Why everyone should have an Isa

If you’ve visited a bank or a financial website recently, or just switched on a TV, you’ll have noticed that it’s individual savings account (Isa) season again. The end of the tax year is here and banks and brokers are all trying to convince you that they’ve got the best Isa.

But don’t be fooled – when it comes to picking the right deal, you really have to make sure you’ve compared all the options and read the fine print. That’s why we write this guide every year. We’ve gone through the details for you and unearthed the investment options that should get the most from your Isa allowance.

In the last few years, trying to build, or even just protect, wealth has not been easy. Stockmarkets have turned volatile and US and UK government bond yields have sunk as investors haved piled into safe havens. In more ‘normal’ times, that might encourage investors to seek the protection of a bank account. Unfortunately, high inflation and low interest rates make it difficult to find an account that can stop the real (after inflation) value of your wealth being eroded.

But that’s even more reason to put as much money as you can into an Isa.
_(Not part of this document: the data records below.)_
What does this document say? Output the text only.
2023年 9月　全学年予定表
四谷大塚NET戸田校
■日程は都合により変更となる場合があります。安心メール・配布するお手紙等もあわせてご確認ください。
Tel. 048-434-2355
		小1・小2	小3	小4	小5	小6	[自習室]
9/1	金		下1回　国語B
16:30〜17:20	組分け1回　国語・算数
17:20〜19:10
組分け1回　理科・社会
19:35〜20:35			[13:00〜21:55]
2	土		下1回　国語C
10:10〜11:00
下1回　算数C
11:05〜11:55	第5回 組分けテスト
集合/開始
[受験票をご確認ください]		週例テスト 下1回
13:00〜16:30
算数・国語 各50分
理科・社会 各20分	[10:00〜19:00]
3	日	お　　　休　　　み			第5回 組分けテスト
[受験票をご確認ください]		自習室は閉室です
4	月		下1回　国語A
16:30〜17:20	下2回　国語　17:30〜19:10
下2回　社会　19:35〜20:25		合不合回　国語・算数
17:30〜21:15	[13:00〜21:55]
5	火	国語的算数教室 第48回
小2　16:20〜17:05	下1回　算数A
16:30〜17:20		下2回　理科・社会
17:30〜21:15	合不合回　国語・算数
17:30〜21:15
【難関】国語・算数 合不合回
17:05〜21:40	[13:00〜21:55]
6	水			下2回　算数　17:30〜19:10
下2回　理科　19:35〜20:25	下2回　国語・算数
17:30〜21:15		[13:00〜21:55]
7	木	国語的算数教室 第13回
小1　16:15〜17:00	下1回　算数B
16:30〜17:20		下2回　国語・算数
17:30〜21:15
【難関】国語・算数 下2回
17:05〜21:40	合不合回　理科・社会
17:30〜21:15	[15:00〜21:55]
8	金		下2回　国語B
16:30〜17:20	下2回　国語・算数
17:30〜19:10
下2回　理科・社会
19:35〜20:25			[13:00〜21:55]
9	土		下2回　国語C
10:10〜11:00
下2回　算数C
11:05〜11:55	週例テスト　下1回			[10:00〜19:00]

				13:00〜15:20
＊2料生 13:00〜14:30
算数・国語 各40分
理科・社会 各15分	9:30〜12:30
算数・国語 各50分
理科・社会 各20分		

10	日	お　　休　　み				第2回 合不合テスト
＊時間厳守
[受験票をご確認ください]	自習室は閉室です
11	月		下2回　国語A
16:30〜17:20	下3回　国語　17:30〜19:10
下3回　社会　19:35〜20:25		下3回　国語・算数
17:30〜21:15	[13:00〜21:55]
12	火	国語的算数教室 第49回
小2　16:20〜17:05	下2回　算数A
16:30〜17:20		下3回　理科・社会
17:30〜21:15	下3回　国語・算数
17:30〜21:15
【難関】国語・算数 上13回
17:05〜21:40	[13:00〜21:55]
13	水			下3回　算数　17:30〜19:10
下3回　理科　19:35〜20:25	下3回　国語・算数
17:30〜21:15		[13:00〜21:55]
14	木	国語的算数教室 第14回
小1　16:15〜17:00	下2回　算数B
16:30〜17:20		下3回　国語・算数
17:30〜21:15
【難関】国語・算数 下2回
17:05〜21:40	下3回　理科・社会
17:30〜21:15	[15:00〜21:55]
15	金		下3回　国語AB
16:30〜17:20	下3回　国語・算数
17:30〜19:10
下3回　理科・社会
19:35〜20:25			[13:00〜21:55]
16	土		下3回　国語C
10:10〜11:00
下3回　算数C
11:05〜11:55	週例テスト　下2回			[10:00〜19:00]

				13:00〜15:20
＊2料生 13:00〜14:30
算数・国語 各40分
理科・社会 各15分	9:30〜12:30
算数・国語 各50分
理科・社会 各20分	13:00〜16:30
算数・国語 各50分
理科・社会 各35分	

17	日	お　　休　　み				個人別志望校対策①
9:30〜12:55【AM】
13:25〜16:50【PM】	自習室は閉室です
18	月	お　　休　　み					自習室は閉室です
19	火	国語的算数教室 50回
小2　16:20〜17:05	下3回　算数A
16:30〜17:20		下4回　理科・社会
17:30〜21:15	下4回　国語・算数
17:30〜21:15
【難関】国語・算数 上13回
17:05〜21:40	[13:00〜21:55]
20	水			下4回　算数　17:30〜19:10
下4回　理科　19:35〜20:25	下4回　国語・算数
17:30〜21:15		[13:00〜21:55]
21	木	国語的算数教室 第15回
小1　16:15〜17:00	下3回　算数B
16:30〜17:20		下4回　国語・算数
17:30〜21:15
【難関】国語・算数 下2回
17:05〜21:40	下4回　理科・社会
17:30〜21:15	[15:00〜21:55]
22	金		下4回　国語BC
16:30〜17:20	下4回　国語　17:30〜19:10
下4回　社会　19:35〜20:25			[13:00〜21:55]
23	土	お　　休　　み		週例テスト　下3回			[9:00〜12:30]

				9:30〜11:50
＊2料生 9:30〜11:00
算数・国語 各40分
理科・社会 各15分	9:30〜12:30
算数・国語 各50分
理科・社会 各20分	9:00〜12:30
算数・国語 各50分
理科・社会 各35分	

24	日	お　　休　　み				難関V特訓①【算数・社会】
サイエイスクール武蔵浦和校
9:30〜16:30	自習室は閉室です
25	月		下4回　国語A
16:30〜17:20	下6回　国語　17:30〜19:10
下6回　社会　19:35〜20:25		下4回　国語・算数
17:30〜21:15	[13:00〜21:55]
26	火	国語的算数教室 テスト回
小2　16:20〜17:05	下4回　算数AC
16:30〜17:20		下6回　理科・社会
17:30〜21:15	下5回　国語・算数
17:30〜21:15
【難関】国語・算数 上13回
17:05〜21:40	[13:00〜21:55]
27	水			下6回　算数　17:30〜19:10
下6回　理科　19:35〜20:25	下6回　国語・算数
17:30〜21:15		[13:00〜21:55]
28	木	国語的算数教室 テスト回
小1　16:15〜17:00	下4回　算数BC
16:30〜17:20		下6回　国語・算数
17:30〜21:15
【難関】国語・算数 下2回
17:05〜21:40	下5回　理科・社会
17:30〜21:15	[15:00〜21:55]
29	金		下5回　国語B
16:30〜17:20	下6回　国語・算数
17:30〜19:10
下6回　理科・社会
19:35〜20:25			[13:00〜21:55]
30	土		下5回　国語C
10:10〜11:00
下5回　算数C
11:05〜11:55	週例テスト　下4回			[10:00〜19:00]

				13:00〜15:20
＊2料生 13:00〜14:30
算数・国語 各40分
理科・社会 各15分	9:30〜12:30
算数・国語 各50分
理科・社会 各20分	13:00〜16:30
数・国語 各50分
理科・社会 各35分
According to figures from Moneysupermarket.com, basic-rate taxpayers using a cash Isa would have earned £14,504 in interest if they had opened one every year since they were first launched 12 years ago. That is £3,354 more than someone who has saved in a regular savings account. No surprise, then, that there are now more than 17.5 million Isa savers in Britain, with £143bn in cash funds. Yet, despite the advantages, many British savers aren’t using their Isas properly. Research from financial advice group Unbiased.co.uk shows that every year British savers give £509m to the taxman that could be safely protected. Why? Time to dispel three myths that may be holding people back.

Three myths about Isas

Isas are inflexible

Many people think putting money in an Isa means locking it away for years. But that’s not true. There are all sorts of accounts that can be opened within an Isa and many have no withdrawal notice periods. Likewise, you can sell your holdings in a stocks and shares Isa whenever you want.

Isa providers offer rubbish rates

While that is sometimes the case, there are plenty of good offers out there. On page 4 we go through the best cash Isas and show where you can make the best return.

Isas are restrictive

Again, this is not true. There are some limitations, for example you can’t stick some foreign shares in an Isa. But the list of what can go in is pretty lengthy. On page 6 we cover exactly what can and can’t go in.

How an Isa works

The single biggest point of confusion with an Isa is that it is not an investment. It’s a tax-efficient wrapper that shields your savings and investments from both income tax and capital gains tax. You pick an investment that the government deems eligible – more details on that on page 6 – and then shield it with an Isa.

Unfortunately, an Isa can’t take away the 0.5% stamp duty levied when you buy shares, although we highlight one stamp-duty-free investment on page 10. An Isa can’t protect you from inheritance tax either.

The government doesn’t want too much of the public’s money kept out of its reach so it sets a limit on the amount that each person can put into an Isa each year. At present that limit is £10,680, but that will rise to £11,280 from 6 April 2012.

That money can be split between two types of Isa. The most popular is the cash version, which makes up around four-fifths of all Isas. Think of it as like a normal savings account but with no income tax deducted from the interest you receive. These are a nice safe option, but the maximum amount that can be put into a cash Isa is £5,340. That will rise to £5,640 from 6 April 2012. Anyone over the age of 16 can open this type of Isa.

The other option is a stocks and shares Isa. These can take the full annual investment limit minus any money you have put into a cash Isa in the same year. However, because these are riskier you have to be at least 18 to open one. You can then have a cash Isa with one provider and a shares account with a different one.

However you decide to use the allowance, it’s use it or lose it. So get ready to invest now.